The next big thing: smart garbage

by
in environment on (#3S0)
Given the huge evolution and expansion of the consumer electronics market, we are generating a lot of discarded, electronic devices. The New York Times ponders Is smart garbage the next booming category of electronic waste?
By some measures, we are witnessing a rapid change in computing and the swift evolution of relationships between humans and automated helpers. A vision of the future is materializing before our very eyes, the development of networked helper bots that will manage every aspect of our lives, automating it and, theoretically, improving it by simplifying it.

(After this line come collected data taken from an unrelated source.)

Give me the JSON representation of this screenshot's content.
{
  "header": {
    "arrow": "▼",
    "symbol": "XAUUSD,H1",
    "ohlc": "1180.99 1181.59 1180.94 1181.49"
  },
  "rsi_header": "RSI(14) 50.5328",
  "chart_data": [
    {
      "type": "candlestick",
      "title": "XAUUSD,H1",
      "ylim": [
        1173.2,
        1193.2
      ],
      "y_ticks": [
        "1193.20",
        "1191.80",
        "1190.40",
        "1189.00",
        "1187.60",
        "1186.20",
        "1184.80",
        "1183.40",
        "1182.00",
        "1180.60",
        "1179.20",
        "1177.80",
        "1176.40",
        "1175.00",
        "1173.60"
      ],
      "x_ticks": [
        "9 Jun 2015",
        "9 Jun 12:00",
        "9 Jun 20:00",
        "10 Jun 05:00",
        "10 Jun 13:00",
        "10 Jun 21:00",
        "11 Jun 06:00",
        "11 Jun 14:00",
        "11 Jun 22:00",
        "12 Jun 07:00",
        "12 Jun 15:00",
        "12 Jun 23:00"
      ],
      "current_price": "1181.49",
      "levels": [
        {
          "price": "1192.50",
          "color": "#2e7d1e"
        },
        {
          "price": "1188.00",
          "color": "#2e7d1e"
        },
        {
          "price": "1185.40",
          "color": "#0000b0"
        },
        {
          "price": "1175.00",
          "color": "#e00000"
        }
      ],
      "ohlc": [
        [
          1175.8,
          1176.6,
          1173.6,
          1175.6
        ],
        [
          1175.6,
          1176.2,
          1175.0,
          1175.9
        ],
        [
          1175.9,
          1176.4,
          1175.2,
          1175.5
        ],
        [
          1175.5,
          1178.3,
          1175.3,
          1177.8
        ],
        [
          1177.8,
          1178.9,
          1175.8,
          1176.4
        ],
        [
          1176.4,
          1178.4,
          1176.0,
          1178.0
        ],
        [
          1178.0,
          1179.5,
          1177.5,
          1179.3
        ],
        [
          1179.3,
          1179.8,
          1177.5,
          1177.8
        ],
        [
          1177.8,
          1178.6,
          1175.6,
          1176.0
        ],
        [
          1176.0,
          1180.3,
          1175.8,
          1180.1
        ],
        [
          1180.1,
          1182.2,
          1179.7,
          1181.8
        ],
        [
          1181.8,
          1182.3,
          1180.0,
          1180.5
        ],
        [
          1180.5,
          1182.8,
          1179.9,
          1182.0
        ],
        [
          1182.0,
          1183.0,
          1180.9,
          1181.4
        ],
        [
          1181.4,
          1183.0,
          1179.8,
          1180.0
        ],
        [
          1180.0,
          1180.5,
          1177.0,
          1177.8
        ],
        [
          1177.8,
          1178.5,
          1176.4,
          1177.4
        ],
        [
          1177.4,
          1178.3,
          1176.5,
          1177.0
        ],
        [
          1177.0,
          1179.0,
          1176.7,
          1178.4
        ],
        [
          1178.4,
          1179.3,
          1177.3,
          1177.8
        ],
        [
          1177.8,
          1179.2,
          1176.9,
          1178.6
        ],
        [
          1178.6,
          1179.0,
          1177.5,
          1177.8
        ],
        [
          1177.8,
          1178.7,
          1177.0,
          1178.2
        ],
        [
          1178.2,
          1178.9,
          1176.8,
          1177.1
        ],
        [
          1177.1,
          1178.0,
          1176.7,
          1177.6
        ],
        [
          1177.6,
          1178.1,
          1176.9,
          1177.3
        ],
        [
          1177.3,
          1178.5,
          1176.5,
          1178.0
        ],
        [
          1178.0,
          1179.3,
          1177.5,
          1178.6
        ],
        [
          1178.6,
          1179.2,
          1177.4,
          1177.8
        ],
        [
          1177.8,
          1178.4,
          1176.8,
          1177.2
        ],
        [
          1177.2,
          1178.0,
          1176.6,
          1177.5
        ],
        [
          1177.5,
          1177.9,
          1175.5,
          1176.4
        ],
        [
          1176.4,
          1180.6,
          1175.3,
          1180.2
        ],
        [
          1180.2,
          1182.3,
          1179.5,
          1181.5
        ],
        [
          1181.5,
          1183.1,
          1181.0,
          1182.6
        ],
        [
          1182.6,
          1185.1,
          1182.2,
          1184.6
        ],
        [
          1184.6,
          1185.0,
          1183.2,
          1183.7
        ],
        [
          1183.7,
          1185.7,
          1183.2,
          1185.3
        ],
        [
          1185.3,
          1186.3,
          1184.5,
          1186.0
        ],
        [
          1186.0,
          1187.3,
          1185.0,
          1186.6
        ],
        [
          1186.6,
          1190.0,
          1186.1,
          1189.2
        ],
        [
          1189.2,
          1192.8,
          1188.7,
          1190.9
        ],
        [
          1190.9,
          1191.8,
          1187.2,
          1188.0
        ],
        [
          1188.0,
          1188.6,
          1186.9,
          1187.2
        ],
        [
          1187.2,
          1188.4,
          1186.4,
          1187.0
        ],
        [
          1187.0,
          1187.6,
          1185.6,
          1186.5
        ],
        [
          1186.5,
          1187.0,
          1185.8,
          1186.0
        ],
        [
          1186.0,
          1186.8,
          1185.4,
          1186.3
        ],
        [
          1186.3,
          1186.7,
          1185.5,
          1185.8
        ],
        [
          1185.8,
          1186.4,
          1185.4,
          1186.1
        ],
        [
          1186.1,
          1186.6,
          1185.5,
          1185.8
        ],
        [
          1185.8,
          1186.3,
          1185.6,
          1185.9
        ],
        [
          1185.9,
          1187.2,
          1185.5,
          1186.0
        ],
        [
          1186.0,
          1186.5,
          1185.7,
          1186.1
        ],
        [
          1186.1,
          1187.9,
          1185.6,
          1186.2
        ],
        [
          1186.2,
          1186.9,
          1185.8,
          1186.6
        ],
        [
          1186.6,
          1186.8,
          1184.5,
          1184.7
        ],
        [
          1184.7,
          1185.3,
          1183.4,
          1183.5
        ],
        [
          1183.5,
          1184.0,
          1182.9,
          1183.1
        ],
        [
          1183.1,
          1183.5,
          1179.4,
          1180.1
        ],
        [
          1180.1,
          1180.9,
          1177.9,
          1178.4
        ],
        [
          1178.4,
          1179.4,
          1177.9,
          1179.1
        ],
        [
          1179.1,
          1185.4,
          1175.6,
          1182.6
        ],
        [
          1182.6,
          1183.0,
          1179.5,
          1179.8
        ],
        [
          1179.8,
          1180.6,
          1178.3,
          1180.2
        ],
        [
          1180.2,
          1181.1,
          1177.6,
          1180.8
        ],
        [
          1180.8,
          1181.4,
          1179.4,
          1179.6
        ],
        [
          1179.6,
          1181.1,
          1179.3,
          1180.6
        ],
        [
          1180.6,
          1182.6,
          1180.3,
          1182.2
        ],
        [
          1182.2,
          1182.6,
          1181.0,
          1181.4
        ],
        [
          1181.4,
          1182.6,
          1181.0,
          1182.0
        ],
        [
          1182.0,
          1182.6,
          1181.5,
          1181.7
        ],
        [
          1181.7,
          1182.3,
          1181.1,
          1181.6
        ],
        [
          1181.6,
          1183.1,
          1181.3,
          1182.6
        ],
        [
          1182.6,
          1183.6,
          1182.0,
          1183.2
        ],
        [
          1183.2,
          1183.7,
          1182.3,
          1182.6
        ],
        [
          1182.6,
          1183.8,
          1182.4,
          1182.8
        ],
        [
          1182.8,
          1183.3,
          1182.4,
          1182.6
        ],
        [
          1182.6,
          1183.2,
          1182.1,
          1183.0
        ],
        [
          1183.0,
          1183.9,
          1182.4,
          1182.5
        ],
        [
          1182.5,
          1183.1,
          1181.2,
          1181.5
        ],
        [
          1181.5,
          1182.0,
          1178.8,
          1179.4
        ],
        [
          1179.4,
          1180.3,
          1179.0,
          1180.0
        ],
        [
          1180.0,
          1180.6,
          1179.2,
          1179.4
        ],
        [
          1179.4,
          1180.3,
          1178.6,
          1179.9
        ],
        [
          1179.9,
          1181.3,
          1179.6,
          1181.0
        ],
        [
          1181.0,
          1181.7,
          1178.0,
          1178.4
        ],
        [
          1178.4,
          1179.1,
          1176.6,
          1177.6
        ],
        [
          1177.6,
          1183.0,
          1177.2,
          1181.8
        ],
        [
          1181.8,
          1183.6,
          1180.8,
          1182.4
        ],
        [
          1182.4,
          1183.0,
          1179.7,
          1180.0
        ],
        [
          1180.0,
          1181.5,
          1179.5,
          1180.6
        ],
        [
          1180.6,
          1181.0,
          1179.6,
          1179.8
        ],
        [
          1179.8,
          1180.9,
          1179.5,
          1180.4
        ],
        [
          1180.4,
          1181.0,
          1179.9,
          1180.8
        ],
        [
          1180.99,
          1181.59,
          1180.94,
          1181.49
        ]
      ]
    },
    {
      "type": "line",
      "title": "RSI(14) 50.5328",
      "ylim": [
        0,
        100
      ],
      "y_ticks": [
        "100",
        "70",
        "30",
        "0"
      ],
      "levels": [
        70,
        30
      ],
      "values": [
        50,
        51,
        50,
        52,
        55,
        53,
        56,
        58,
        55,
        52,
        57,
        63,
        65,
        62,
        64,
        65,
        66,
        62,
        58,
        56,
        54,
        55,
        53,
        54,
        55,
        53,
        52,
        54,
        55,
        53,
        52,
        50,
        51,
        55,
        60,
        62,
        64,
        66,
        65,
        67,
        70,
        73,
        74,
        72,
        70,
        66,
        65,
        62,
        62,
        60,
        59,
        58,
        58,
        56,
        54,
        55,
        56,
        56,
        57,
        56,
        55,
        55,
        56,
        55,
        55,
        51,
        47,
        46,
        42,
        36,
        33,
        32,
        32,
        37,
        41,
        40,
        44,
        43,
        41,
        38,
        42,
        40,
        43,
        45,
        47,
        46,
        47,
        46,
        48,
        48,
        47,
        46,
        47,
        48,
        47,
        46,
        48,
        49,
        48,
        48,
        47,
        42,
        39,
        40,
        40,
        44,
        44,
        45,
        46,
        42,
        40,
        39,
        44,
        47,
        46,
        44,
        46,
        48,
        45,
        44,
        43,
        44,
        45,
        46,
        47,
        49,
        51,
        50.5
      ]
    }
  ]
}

But what happens when those devices go into disrepair - or worse, obsolescence - and their sleeker, faster successors go on sale, as part of the relentless cycle common among most major hardware companies?

Re: Conservation (Score: 1)

by zafiro17@pipedot.org on 2014-07-31 00:26 (#2QJ)

Yeah, power consumption is a big one. My old Pentium III was an energy hog by the standards of what I'm running now, and I'm appalled by the P4 desktop I picked up used: seems like the fan is running almost all the time, trying to keep the thing cool. But I'm definitely on the "keep it until it's no longer useful" train, not the "replace it every year with something newer/shinier" train.

I had a PPC Powermac laptop (the awesome one with the silvery keyboard; one of the best laptop keyboards I've ever used and definitely better than the new chicklet keyboards I hate so much) running from when I bought it in 2003 until I dropped it (smashing it) in 2013. That's old for a laptop, but what the hell - it was working great and did everything I needed to do except show me flash video (which is no loss, let's face it). My PIII laptop lasted from 2000 until 2009 I think.